Dos sete pecados capitais, talvez a inveja seja o mais evidente no ambiente de trabalho. Inveja, etimologicamente, provém do latim “invidére” (que tem ou lança mau-olhado). Há inveja pra todo gosto. Às vezes explícita, outras vezes às escondidas, a inveja habita o ambiente corporativo. É “cobra engolindo cobra”. Nas repartições públicas, dentro dos órgãos, secretarias, ministérios, em todos os poderes e em todos os níveis, na iniciativa privada, nas associações e entidades de classe, a inveja existe, invariavelmente é deletéria, prejudicando não apenas o ambiente de trabalho, mas gerando prejuízos significativos às organizações e ao Poder Público.

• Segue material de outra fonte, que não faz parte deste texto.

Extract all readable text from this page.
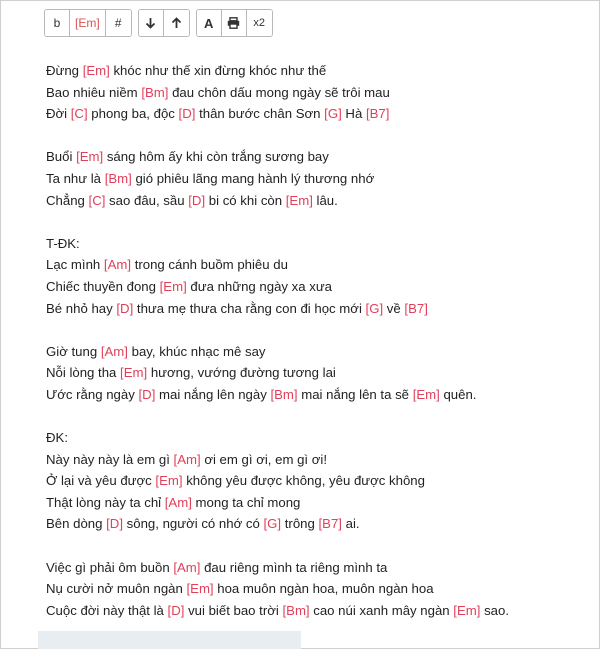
b	[Em]	#	A	x2
Đừng [Em] khóc như thế xin đừng khóc như thế
Bao nhiêu niềm [Bm] đau chôn dấu mong ngày sẽ trôi mau
Đời [C] phong ba, độc [D] thân bước chân Sơn [G] Hà [B7]
Buổi [Em] sáng hôm ấy khi còn trắng sương bay
Ta như là [Bm] gió phiêu lãng mang hành lý thương nhớ
Chẳng [C] sao đâu, sầu [D] bi có khi còn [Em] lâu.
T-ĐK:
Lạc mình [Am] trong cánh buồm phiêu du
Chiếc thuyền đong [Em] đưa những ngày xa xưa
Bé nhỏ hay [D] thưa mẹ thưa cha rằng con đi học mới [G] về [B7]
Giờ tung [Am] bay, khúc nhạc mê say
Nỗi lòng tha [Em] hương, vướng đường tương lai
Ước rằng ngày [D] mai nắng lên ngày [Bm] mai nắng lên ta sẽ [Em] quên.
ĐK:
Này này này là em gì [Am] ơi em gì ơi, em gì ơi!
Ở lại và yêu được [Em] không yêu được không, yêu được không
Thật lòng này ta chỉ [Am] mong ta chỉ mong
Bên dòng [D] sông, người có nhớ có [G] trông [B7] ai.
Việc gì phải ôm buồn [Am] đau riêng mình ta riêng mình ta
Nụ cười nở muôn ngàn [Em] hoa muôn ngàn hoa, muôn ngàn hoa
Cuộc đời này thật là [D] vui biết bao trời [Bm] cao núi xanh mây ngàn [Em] sao.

A inveja costuma andar a solta pelos corredores, salas, ante-salas e banheiros dos ambientes de trabalho. Ela está por toda parte. Em geral é dissimulada e usualmente o invejoso é perigosíssimo, porque como o número de obtusos e medíocres é grande, ocorre uma reunião por osmose e as hordas dedicam sua energia a destilar veneno, rancor, frustração, mágoa e ressentimentos contra o(s) invejado(s). Inseguro, medroso, covarde, com baixa auto-estima, o invejoso é malicioso, ruim, um ignorante que tem horror à inteligência e, em geral, tem algum tique nervoso ou usa chavões. É um infeliz, capaz de condenar um inocente e de inocentar um culpado. Costuma ser um venal, vende sua alma ao diabo. O invejoso é um asno, uma pessoa repugnante.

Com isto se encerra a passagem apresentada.